American Airlines raises guidance, shares gain
American Airlines shares rose 3% in the premarket after the airline hiked its fourth-quarter earnings guidance. The company now expects earnings for the quarter to come in between $1.12 and $1.17 per share, up from a previous range of 50 cents to 70 cents.
— Fred Imbert
Morgan Stanley upgrades Cleveland-Cliffs
Cleveland-Cliffs shares rose more than 2% in the premarket after Morgan Stanley upgraded the steel producer to overweight from equal-weight, citing a boost from higher fixed annual steel price contracts.
“We believe the recently announced increase in fixed annual steel price contracts (see here) should allow CLF to cope with lower forecast spot steel prices and generate robust FCF yields in the coming years as the company has no major planned capital expenditures,” analyst Carlos De Alba wrote in a note.
— Carmen Reinicke
European markets nudge higher
European markets were higher on Thursday as global investors geared up for the December reading of U.S. consumer prices.
The pan-European Stoxx 600 index was up 0.5% in early trade, with telecoms adding 0.9% to lead gains as all sectors and major bourses entered positive territory.
Disney up 1.5% after naming Nike’s Mark Parker chairman
Shares of Disney rose 1.5% in after-hours trading after the media giant announced that it has named Mark Parker, the executive chairman of Nike, its next chairman of the board.
Disney also said that it is opposing activist investor Nelson Peltz’s attempt to join the board.

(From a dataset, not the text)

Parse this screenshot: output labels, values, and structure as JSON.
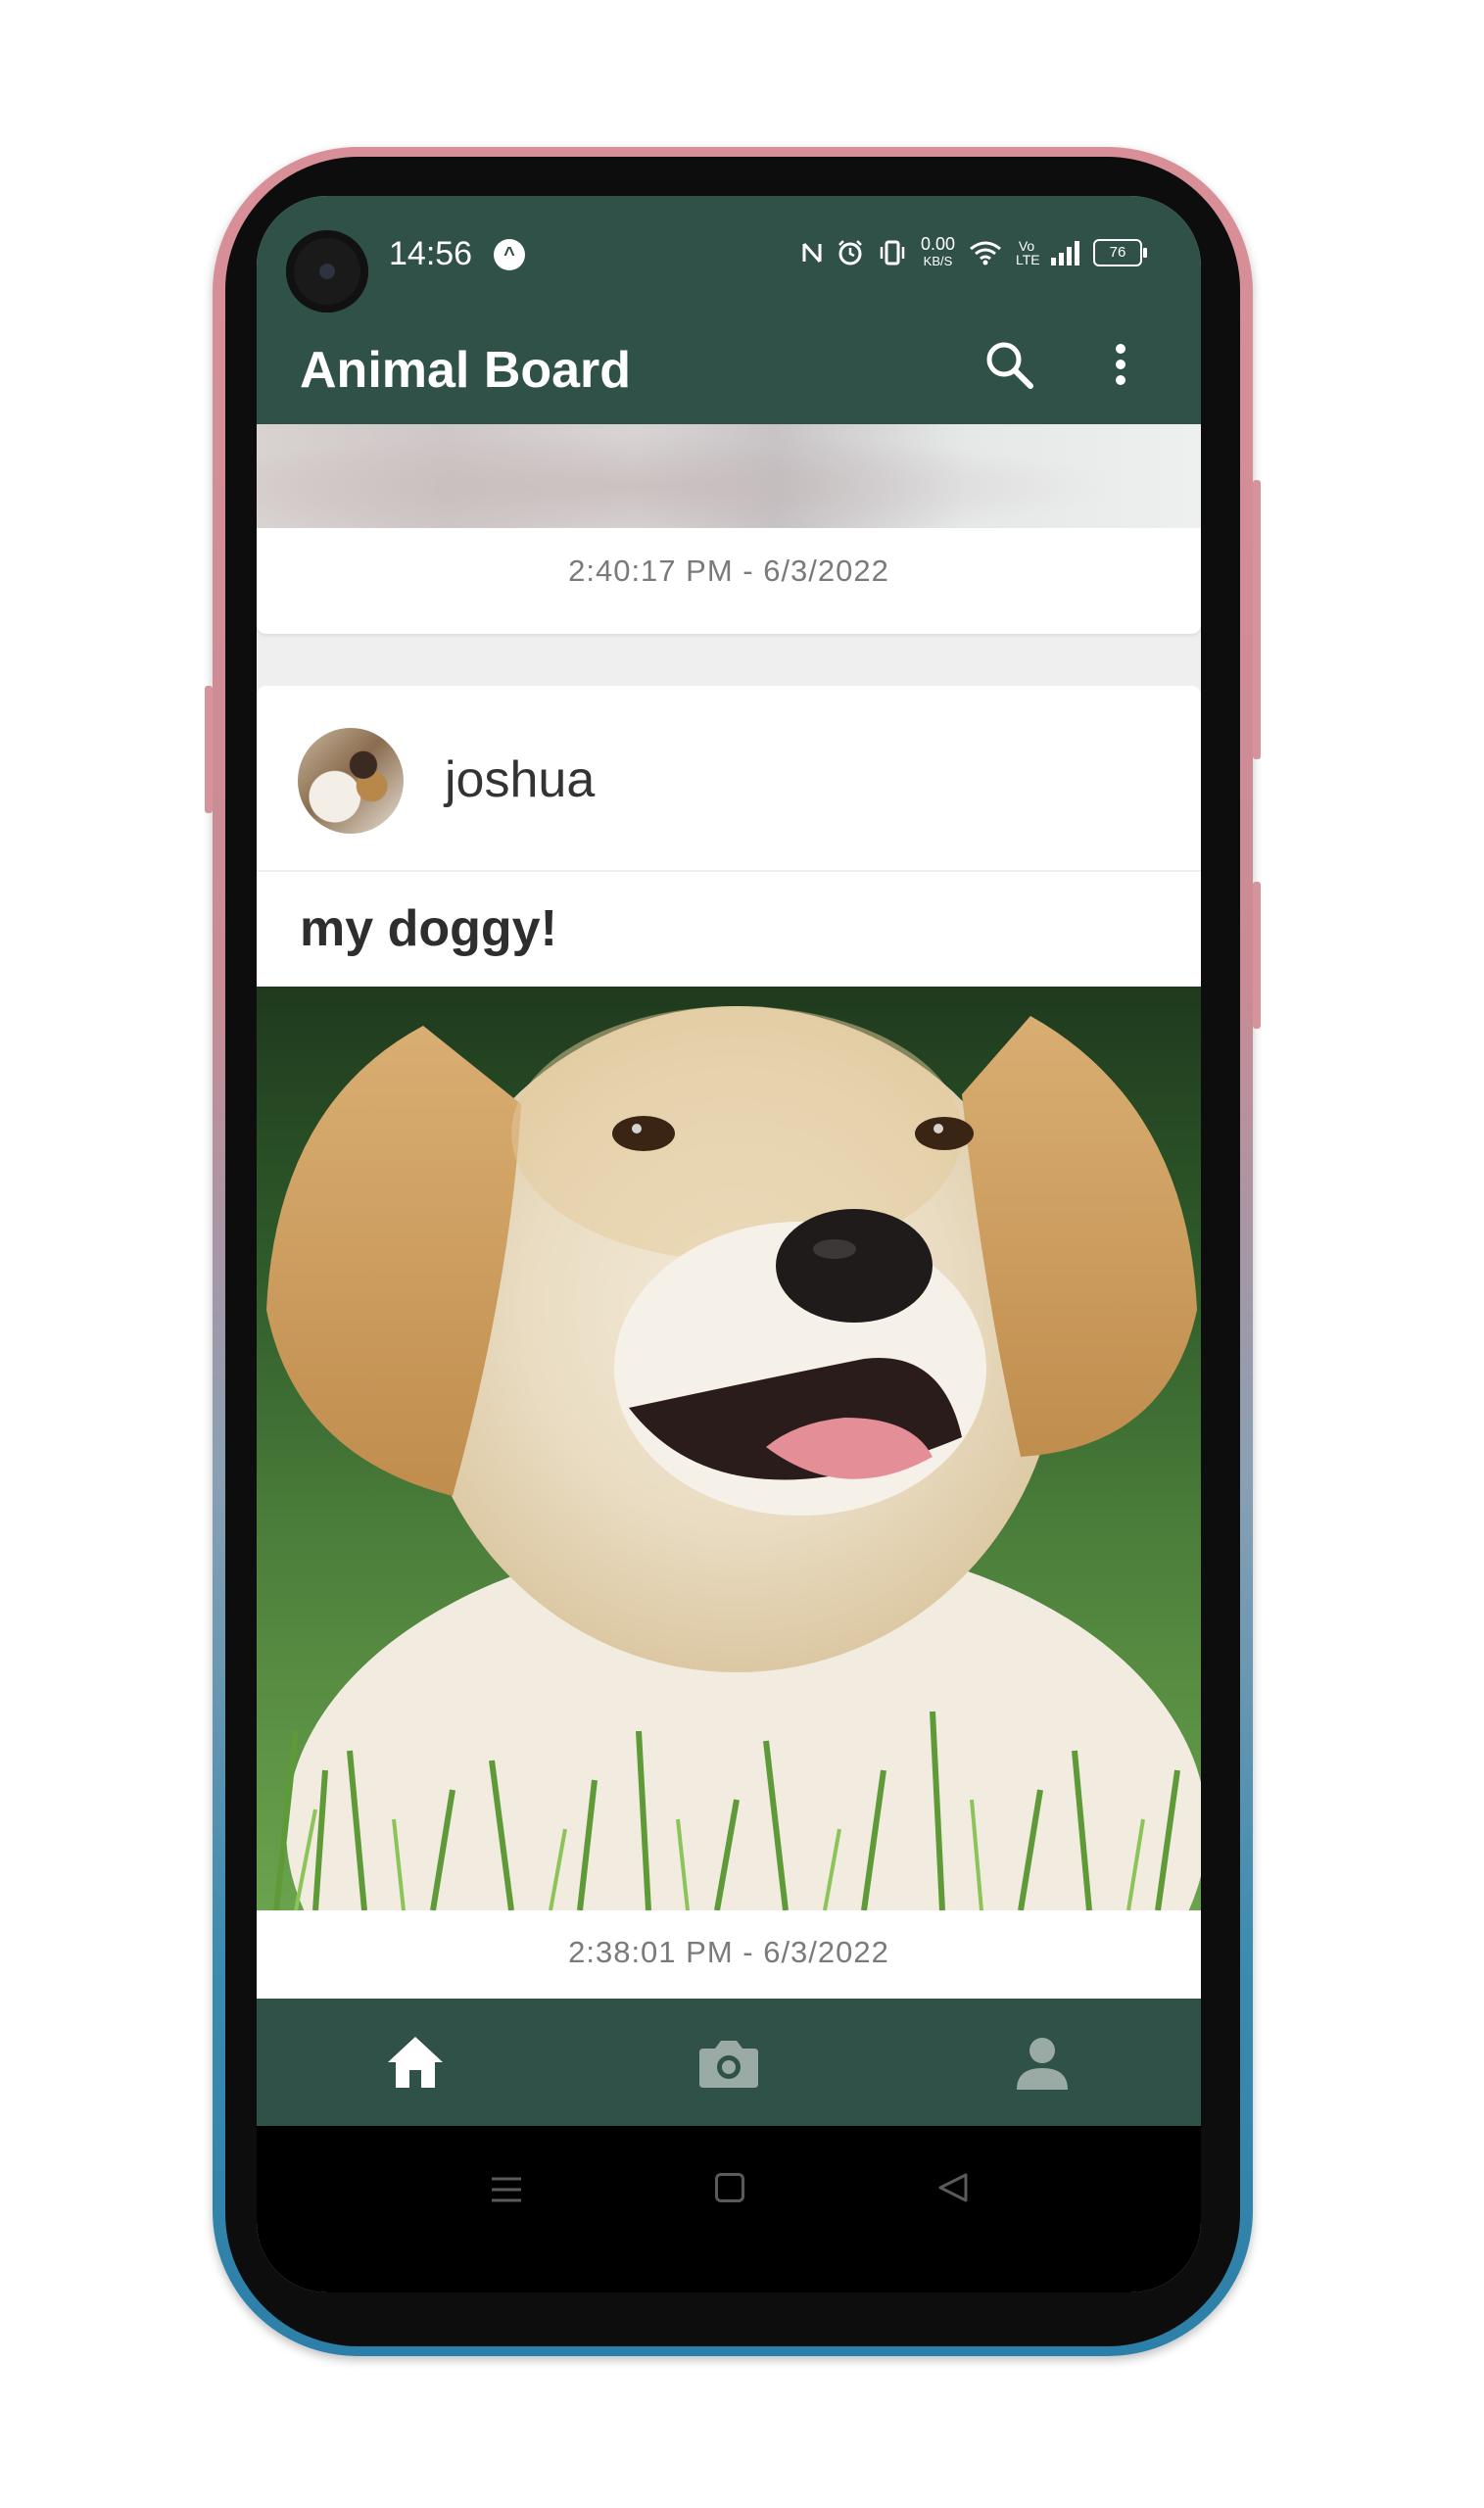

Nearly two months ago, Peltz’s Trian Fund Management took an approximately $800 million stake in the company and began seeking a board seat.
— Yun Li
Too early to celebrate falling inflation?
It might be too soon to cheer the the early signs of inflation easing as services inflation could keep price pressures elevated, according Andrew Patterson, Vanguard’s senior economist.
“The main upside risk to core inflation comes from the ex-shelter services components,” Patterson said in a note. “Persistent wage growth could keep services inflation running hot in 2023. Recent slowing in wages while welcome, does not yet suggest a broader slowing of labor market.”
While goods deflation is a welcome sign, we would still need two more ingredients to call peak inflation —a slowing labor market and persistently cooling shelter inflation, Patterson said.